Chairman Bryan’s regular mode of transport is a venerable East German 2-Stroke 1973 Trabant, which was barn-stored for sixteen years before being purchased by Bryan for £1.50p! “Hermann” as he is affectionately known, has recently had to undergo an extensive M.O.T. but is now climbing the steepest of hills around Bath (there are some seven), once again, with ease.
So when the following article appeared in a recent edition of the Braunschweiger Zeitung, it cried out to be translated.
“Wir sollten es nicht so zumüllen.“
My car is my castle
“We shouldn’t just get it crushed.”
Susanne Jasper drives a rubbish tip on four wheels.
When you have a child the good intentions are innumerable. Now, it may sound a bit silly, but we also resolved that our car shouldn’t be transformed into a moving biscuit tin. We thought it just had to be possible to survive a car journey without constant munching, but on the first four hour trip to Granny in Remscheid we soon learnt our lesson. That was a long time ago and since then we have never gone back to our original intention. Anyone who harbours malicious thoughts about us could call our car a rubbish tip on wheels. Well-meaning people would be pleased to agree that, if we were stranded in our car because of a sudden landslide or other vagaries of nature, we wouldn’t go hungry. If we swept up all the crumbs we could use them for a loaf of bread, in the gaps between the seats we keep on finding an unexpected bar of chocolate, and bottles of water roll about in the boot. Our car is like a home. “My car is my castle.” More or less. That’s where you can put your feet up on the steering wheel and relax between appointments. And when your hand slips into the space under the handbrake I guarantee that your fingers will find a left over bear from a long gone packet of Gummibärchen. And we owe all that to our children! When I was recently talking to the youngest one about whether it was time for a new car, he said: “I only want to ask one thing: we shouldn’t just get it crushed.” At least he didn’t say “you”.
March 9, 2014
The little car has become quite a star due to its rarity and age – 41 years – and, to a degree, the quaint phut-phut of its 586cc 2-stroke engine. ‘Hermann’s’ engine is actually that of a motorcycle; a twin-pot unit similar to a Polish Jawa.
Hermann now carries transfers for The Museum of Bath at Work, a kind of mobile billboard.

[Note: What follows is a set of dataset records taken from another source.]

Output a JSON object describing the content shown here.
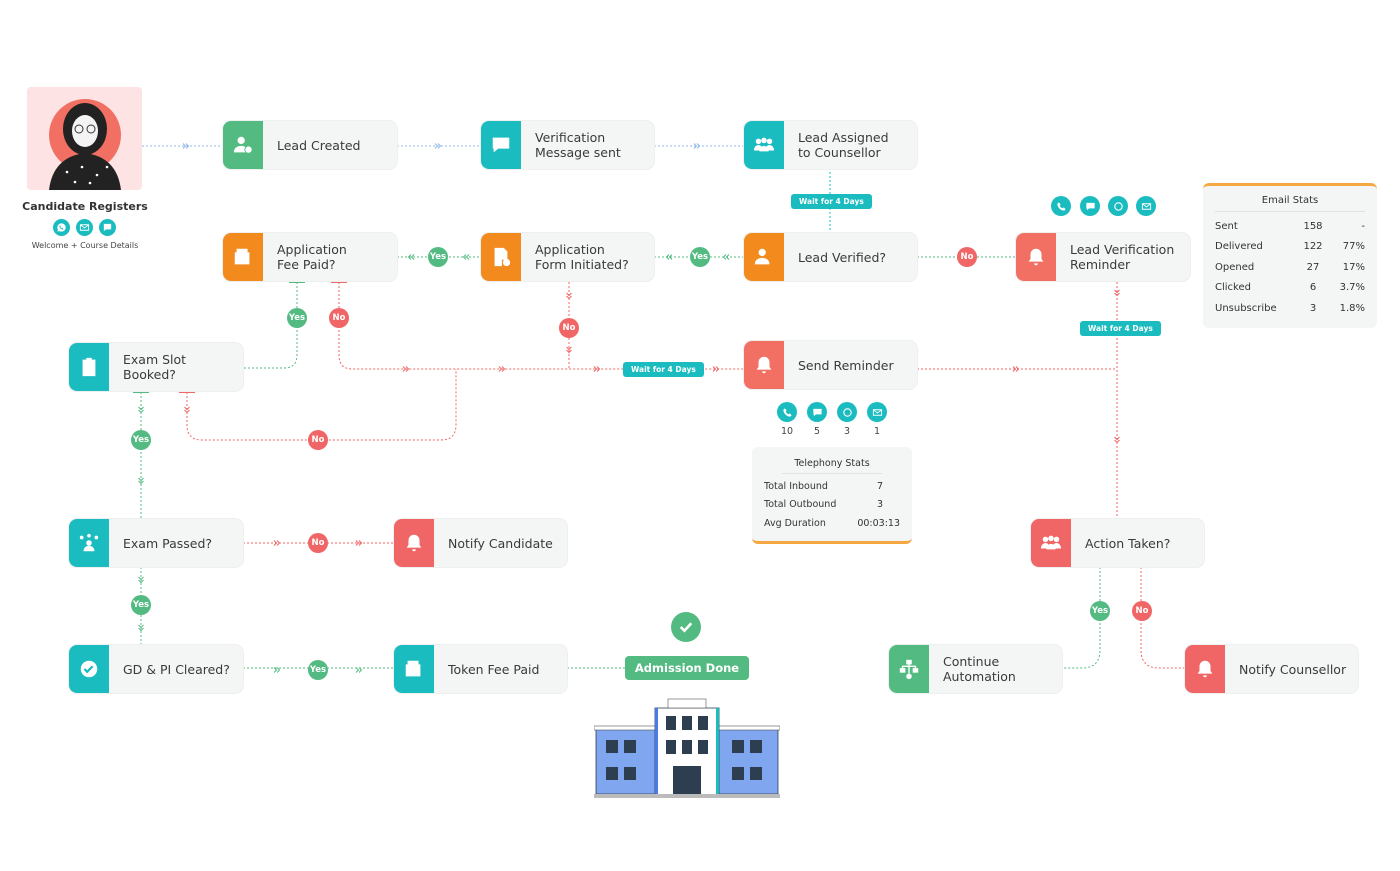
{
  "candidate": {
    "title": "Candidate Registers",
    "subtitle": "Welcome + Course Details",
    "channels": [
      "whatsapp-icon",
      "email-icon",
      "chat-icon"
    ]
  },
  "nodes": {
    "lead_created": "Lead Created",
    "verification_sent": "Verification\nMessage sent",
    "lead_assigned": "Lead Assigned\nto Counsellor",
    "lead_verified": "Lead Verified?",
    "lead_verification_reminder": "Lead Verification\nReminder",
    "app_form": "Application\nForm Initiated?",
    "app_fee": "Application\nFee Paid?",
    "exam_slot": "Exam Slot\nBooked?",
    "send_reminder": "Send Reminder",
    "exam_passed": "Exam Passed?",
    "notify_candidate": "Notify Candidate",
    "gd_pi": "GD & PI Cleared?",
    "token_fee": "Token Fee Paid",
    "action_taken": "Action Taken?",
    "continue_automation": "Continue\nAutomation",
    "notify_counsellor": "Notify Counsellor"
  },
  "labels": {
    "yes": "Yes",
    "no": "No",
    "wait": "Wait for 4 Days"
  },
  "admission": {
    "label": "Admission Done"
  },
  "reminder_counts": {
    "call": "10",
    "sms": "5",
    "whatsapp": "3",
    "email": "1"
  },
  "telephony_stats": {
    "title": "Telephony Stats",
    "rows": [
      {
        "label": "Total Inbound",
        "value": "7"
      },
      {
        "label": "Total Outbound",
        "value": "3"
      },
      {
        "label": "Avg Duration",
        "value": "00:03:13"
      }
    ]
  },
  "email_stats": {
    "title": "Email Stats",
    "rows": [
      {
        "label": "Sent",
        "count": "158",
        "pct": "-"
      },
      {
        "label": "Delivered",
        "count": "122",
        "pct": "77%"
      },
      {
        "label": "Opened",
        "count": "27",
        "pct": "17%"
      },
      {
        "label": "Clicked",
        "count": "6",
        "pct": "3.7%"
      },
      {
        "label": "Unsubscribe",
        "count": "3",
        "pct": "1.8%"
      }
    ]
  },
  "colors": {
    "teal": "#1bbcc0",
    "green": "#53bb82",
    "orange": "#f28a1e",
    "red": "#f06565",
    "accent_bar": "#f5a742"
  }
}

His fame was even known about by a group of about 32 farmers from Braunschweig, visiting Bath in July, 2013, when during a Civic Reception (I deputised as Past Mayor) two of these farmers stated that they had actually read the story of my Trabant, in the Braunschweiger Zeitung & were utterly amazed to be informed that Hermann was parked outside the Guildhall. Several very excitedly then went to the car park to see him for themselves.